Teraz również dostaje się TVP, chociaż na szczęście nie jest to afera o skali tej ubiegłorocznej. "Polskie jury znowu nas zawiodło", "Nie chcemy jej", "Dlaczego TVP nigdy nie potrafi posłuchać", "Gdzie jest Justyna", "Generyczna piosenka, Justyna była lepsza", "Znowu wybieramy radiowego przeciętniaka, zamiast czegoś oryginalnego", "Sprawiedliwość dla Justyny", "Chcieliśmy Justynę", "Władza się niby zmieniła, ale, jak widać, szambo w TVP dalej pozostało...", "Justyna powinna jechać" – piszą internauci, mimo że utwór wybierała niezależna komisja.

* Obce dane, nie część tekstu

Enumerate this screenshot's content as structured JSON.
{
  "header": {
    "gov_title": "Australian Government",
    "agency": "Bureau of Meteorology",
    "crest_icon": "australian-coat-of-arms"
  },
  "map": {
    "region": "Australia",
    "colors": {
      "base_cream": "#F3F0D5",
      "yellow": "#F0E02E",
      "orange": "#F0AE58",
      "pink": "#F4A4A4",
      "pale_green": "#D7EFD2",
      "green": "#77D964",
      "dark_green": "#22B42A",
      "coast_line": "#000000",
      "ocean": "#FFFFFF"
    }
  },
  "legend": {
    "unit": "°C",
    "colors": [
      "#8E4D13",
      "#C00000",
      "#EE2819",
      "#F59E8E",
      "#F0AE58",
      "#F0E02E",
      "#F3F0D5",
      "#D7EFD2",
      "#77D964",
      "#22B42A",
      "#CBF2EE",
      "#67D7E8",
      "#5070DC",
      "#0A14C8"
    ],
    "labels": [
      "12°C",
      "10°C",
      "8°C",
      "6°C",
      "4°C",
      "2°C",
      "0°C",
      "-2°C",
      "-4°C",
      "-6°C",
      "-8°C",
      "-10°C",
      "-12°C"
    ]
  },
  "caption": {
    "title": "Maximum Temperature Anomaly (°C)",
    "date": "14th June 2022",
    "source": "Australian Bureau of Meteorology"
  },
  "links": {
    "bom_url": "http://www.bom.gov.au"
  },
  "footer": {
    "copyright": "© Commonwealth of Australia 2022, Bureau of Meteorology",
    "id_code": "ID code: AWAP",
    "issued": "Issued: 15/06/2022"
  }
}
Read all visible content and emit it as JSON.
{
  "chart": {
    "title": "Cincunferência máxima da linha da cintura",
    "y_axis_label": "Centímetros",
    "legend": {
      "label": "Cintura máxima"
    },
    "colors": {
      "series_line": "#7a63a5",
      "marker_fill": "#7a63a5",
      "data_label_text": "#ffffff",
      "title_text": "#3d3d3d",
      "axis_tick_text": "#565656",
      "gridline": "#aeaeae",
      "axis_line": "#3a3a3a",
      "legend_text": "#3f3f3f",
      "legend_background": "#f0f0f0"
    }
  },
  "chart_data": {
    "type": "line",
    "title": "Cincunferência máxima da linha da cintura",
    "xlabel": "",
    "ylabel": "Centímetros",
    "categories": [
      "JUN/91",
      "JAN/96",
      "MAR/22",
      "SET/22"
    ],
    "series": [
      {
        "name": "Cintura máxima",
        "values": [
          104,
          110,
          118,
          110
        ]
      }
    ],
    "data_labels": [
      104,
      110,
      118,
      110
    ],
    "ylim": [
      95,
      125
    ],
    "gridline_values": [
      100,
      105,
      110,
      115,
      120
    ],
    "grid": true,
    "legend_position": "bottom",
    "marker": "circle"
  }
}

Zdaniem wielu etniczna piosenka Steczkowskiej miałaby większa szanse niż utwór "The Tower". "Czemu oni, k**wa, nigdy nie wybiorą tego, który ma największe szanse? Nie zrozumcie mnie źle, lubię piosenkę Luny, ale Justyna miałaby większe szanse na sukces głównie dzięki swojemu doświadczeniu" – zauważył jeden z użytkowników Instagrama.

"Polska znowu schrzaniła! Co za niespodzianka. Drugi rok z rzędu mieliście piosenkę, która mogłaby być w TOP 5, ale wysyłacie radiowe, nieoryginalne g*wno. Gratulacje TVP, super robota" – ocenił z kolei zagraniczny użytkownik Eurowizji.

Inni z kolei bronią Luny i podkreślają, że to nie ona powinna być obiektem krytyki. "Odnoszę wrażenie, że Polakom nigdy się nie dogodzi. Wspieram Lunę całym sercem", "Ludzie, którzy piszą 'gdzie jest Justyna', to ci sami ludzie, którzy będą kochać Lunę w półfinałach", "Hejtujcie TVP, nie Lunę", "Powodzenia, Luna, super piosenka!" – czytamy.

"Ej, dzieciaki, a wiecie, że takie komentarze, jakie można tutaj znaleźć pokazują tylko i wyłącznie to, że Polacy są narodem, który nienawidzi głównie siebie? To jest nasz reprezentant, należy jej się wsparcie, bo będzie śpiewała pod naszą flagą. Na ten wybór nikt nie ma wpływu. To jest globalny festiwal, tam nic nie dzieje się przypadkiem. Odpuście dziewczynie i gniewne komentarze wysyłajcie mailowo do TVP. Dajcie jej się cieszyć" – zaapelował jeden z internautów.

Kiedy Eurowizja 2024?

68. Konkurs Piosenki Eurowizji dzięki wygranej Loreen w Liverpoolu odbędzie się w Szwecji, a dokładniej w Malmö. Półfinały zobaczymy 7 i 9 maja (Polska weźmie udział w pierwszym półfinale), a finał 11 maja. Koncerty obejrzymy ją na antenie TVP oraz na YouTube.

W Eurowizji 2024 weźmie udział 37 krajów, w tym wracający po przerwie Luksemburg. Do dzisiaj poznaliśmy już 27 wykonawców oraz 19 piosenek.